Rho-GTPase pathways may differentiate treatment response to TNF-alpha and IL-17A inhibitors in psoriatic arthritis

Abstract

Biological therapies have dramatically improved the therapeutic landscape of psoriatic arthritis (PsA); however, 40-50% of patients are primary non-responders with response rates declining significantly with each successive biological therapy. Therefore, there is a pressing need to develop a coherent strategy for effective initial and subsequent selection of biologic agents. We interrogated 40 PsA patients initiating either tumour necrosis factor inhibitors (TNFi) or interleukin-17A inhibitors (17Ai) for active PsA. Patients achieving low disease activity according to the Disease Activity Index for PsA (DAPSA) at 3 months were classified as responders. Baseline and 3-month CD4⁺ transcript profiling were performed, and novel signaling pathways were identified using a multi-omics profiling and integrative computational analysis approach. Using transcriptomic data at initiation of therapy, we identified over 100 differentially expressed genes (DEGs) that differentiated IL-17Ai response from non-response and TNFi response from non-response. Integration of cell-type-specific DEGs with protein-protein interactions and further comprehensive pathway enrichment analysis revealed several pathways. Rho GTPase signaling pathway exhibited a strong signal specific to IL-17Ai response and the genes, RAC1 and ROCKs, are supported by results from prior research.
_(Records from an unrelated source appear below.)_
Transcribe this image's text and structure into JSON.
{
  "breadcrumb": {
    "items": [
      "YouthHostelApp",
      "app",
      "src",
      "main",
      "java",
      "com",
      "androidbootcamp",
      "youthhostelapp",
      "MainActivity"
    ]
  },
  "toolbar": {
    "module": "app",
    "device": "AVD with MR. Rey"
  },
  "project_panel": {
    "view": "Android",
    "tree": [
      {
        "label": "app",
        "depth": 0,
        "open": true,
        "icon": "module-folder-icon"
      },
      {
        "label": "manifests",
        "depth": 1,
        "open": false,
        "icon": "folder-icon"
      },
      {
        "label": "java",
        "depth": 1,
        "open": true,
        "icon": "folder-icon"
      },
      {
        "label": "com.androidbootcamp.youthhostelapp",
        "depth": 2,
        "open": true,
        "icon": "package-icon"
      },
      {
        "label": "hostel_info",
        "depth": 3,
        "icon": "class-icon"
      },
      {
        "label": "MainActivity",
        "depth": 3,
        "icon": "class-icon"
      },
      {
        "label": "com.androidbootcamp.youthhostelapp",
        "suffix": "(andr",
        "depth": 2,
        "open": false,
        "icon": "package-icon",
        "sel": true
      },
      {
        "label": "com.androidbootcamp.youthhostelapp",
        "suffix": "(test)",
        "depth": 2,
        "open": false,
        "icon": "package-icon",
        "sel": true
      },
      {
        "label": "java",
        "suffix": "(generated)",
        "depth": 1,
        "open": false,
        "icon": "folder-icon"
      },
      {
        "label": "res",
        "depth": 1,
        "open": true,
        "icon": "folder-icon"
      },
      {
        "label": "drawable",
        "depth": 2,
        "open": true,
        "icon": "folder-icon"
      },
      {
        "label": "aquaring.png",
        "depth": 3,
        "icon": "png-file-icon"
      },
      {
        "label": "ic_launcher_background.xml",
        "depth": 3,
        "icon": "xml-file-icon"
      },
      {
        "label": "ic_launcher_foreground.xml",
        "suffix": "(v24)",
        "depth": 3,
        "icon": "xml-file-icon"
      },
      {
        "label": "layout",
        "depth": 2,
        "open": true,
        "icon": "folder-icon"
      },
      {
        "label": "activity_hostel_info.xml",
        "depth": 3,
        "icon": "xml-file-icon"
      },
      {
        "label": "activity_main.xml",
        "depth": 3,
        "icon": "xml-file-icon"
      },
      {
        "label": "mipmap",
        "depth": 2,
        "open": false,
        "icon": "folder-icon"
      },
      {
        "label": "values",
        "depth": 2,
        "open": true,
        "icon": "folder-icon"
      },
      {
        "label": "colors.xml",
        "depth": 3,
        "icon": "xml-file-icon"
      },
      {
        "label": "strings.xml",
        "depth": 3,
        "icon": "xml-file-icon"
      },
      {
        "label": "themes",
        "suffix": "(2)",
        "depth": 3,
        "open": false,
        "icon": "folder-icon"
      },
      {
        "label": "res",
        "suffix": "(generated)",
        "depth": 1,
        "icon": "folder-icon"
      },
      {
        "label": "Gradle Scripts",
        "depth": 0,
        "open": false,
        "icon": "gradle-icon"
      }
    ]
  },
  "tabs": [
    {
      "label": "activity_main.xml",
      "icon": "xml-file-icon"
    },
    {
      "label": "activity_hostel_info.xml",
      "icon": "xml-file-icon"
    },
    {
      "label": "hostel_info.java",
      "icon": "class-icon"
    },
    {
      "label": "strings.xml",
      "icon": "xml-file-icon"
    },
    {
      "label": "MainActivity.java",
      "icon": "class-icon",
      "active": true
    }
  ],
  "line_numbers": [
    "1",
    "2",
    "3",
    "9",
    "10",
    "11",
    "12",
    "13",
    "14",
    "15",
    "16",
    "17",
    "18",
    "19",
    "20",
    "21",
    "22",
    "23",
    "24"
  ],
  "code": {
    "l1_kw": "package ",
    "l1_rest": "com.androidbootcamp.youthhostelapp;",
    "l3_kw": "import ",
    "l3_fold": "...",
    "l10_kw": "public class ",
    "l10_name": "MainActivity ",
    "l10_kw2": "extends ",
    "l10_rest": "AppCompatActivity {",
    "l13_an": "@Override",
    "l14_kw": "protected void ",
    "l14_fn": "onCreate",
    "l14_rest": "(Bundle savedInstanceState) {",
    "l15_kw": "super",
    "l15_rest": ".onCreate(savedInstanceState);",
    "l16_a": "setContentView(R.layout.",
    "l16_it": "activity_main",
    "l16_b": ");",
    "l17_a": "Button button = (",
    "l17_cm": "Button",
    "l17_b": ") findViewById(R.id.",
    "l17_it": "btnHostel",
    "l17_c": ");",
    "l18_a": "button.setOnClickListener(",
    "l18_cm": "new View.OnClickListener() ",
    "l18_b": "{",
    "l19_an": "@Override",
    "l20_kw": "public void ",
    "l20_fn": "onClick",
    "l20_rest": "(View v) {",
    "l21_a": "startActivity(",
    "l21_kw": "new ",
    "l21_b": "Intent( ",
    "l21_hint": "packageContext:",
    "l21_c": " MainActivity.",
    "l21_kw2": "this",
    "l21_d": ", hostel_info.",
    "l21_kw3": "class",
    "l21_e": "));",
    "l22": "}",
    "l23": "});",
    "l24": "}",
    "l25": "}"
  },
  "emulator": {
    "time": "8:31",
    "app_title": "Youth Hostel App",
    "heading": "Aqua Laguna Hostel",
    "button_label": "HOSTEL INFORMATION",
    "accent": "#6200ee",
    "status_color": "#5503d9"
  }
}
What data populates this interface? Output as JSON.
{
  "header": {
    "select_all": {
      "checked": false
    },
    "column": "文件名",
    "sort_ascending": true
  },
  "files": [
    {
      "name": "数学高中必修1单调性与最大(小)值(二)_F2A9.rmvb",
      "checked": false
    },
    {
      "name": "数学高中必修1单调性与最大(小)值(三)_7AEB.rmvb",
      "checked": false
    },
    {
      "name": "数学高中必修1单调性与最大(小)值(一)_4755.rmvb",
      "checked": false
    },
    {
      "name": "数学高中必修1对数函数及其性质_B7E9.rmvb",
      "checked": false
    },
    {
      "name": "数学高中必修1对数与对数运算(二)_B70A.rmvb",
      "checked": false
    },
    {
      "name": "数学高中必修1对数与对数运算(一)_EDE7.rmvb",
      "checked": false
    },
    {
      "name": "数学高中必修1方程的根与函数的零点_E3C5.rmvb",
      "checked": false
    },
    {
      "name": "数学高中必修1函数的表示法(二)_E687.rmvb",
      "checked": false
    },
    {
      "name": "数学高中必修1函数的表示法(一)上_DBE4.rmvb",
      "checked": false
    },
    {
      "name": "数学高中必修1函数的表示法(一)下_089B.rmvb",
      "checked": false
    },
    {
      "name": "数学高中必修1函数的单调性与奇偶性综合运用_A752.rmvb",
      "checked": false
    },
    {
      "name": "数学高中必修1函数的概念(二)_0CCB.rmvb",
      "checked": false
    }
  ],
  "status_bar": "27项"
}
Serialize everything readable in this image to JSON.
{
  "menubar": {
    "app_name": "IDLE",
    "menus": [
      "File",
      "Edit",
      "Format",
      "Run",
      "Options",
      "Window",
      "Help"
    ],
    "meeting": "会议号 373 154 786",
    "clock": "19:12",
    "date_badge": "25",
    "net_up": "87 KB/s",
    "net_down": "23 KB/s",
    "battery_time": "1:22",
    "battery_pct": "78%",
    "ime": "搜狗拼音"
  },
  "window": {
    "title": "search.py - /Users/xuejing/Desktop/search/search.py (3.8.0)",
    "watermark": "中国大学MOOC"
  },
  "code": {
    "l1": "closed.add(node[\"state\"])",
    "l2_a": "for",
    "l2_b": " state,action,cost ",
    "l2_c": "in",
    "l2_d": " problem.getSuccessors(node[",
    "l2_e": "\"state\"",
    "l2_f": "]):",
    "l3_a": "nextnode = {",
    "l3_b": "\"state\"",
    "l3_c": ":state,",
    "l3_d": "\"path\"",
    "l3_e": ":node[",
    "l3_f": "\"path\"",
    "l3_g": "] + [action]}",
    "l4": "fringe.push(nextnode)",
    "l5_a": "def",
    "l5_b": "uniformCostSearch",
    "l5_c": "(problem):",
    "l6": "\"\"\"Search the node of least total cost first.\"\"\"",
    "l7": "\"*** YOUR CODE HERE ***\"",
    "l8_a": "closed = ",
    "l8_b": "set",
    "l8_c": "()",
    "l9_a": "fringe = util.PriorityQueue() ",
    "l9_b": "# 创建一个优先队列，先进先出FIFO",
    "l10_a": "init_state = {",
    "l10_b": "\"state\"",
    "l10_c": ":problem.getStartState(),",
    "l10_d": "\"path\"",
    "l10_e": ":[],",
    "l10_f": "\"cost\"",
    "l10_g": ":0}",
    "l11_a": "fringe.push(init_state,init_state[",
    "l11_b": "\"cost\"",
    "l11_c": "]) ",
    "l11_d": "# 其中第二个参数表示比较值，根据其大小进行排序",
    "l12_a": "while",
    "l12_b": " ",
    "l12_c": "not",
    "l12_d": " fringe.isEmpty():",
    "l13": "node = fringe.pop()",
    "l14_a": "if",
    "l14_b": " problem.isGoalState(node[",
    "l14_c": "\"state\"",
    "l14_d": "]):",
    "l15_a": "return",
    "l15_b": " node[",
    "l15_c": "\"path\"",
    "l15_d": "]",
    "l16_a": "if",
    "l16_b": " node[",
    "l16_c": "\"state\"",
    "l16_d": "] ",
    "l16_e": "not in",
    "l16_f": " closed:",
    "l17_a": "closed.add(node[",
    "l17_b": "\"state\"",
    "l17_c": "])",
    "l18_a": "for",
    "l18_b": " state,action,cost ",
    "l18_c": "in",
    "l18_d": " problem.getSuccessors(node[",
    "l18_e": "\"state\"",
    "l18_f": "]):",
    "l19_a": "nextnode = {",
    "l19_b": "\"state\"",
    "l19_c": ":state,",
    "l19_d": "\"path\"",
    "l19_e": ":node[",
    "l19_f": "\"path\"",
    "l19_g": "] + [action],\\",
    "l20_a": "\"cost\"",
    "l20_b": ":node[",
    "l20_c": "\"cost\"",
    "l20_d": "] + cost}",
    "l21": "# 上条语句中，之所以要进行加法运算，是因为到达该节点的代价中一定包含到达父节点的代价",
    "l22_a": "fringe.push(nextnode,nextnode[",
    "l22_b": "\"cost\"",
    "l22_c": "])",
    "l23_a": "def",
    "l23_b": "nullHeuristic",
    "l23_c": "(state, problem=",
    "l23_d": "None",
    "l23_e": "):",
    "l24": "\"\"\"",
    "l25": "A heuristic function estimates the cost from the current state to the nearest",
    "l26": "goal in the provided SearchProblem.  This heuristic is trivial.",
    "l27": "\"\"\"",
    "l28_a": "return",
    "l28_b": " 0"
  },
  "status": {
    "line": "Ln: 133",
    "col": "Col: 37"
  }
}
Our detailed network and pathway analyses have identified the rewiring of Rho GTPase pathways as potential markers of response to IL17Ai but not TNFi. These results need further verification.

Figure 1

Schematic overview of study. (A) CD4⁺ T-cell transcriptomes of 40 patients with active PsA, at baseline and 3 months after treatment with TNFi or IL-17Ai. (B) Hierarchical clustering and PCA analysis clearly distinguished response groups. (C) Since the protein products of deregulated genes perform in groups, their physical connectivity can bring an additional layer of confidence to selection of genes whose statistical significance may not reflect their importance due to small sample size. We developed a multilayer analysis approach that annotates protein interactions with DEGs, protein families, and pathways. Our analysis identified signaling pathways likely involved in response to each biologic.

Figure 2

Sample Clustering and PCA analysis based on CD4⁺ cell transcriptomic data. The hierarchical clustering in heatmaps and 2D PCA plots with ellipses concentration clearly show separation of the responder and non-responders. In the heatmaps, columns are samples and rows are differentially expressed genes, the expression levels are presented as median-centered. Samples in the red-dashed lines were non-responders and samples in the blue-dashed lines were responders. (a) and (b) are heatmap and PCA plot for IL17i responder and non-responders; (c) and (d) are heatmap and PCA plot for TNFi responder and non-responders.

Figure 3

Pathway enrichment analysis of selected DEGs using PPI network. (A) Overlap of DEGs between response groups to each biologic at baseline and their enriched pathways. (B,C) Key-terms of pathways enriched in DEGs between response groups to (B) TNFi and (C) IL-17Ai. Size of the terms is proportional with statistical significance of each term in titles of enriched pathways. Colors are different only for clarity. While most of the large terms in each panel are present in the other panel in a different size, MET, JAK, STAT in panel B, and, Rho-GTPase and EPH in panel C are absent from the other panel. Thus, high deregulation of these pathways between responders and non-responders is specific to one of the two biologics.

Figure 4

DEGs in Rho-GTPase pathways and their overlap. (A) Membership of DEGs in Rho-GTPase pathways. Black labels show DEGs in more than one comparison or members of more than 4 Rho-GTPase pathways. Red labels show DEGs whose protein product is characterized as Rho family GTPase or Rho-GTPase activating protein (based on HGNC annotation). (B) Overlap size of Rho-GTPase DEGs in pairs of comparisons.

Figure 5

Fold change (represented with color) and p value (shown in numbers in the cells) of DEGs in RAC1/PAK1/p38/MMP2 pathway across different comparisons. Pathway genes were downloaded from PathDIP. Each column represents DEGs between two groups of “group1” and “group 2” and “group1 versus group2” comparison, fold change shows expression in group 1 minus expression in group 2. The range of fold change changes between negative 1.5 (downregulated in group 1) and positive 1.7 (upregulated in group 1). Color-code shows log2 of fold change values. The two columns that compare IL17Ai responder group to IL17Ai non-responders and TNFi responders pre-treatment show the highest number of significant pathway DEGs (6 out of 14). In addition, fold change of RAC1 is statistically significant only in IL17A-i responders versus IL17Ai non-responders pre-treatment, and its p value (0.06) is only slightly above the threshold of 0.05 in IL17Ai responders versus TNFi responders pre-treatment.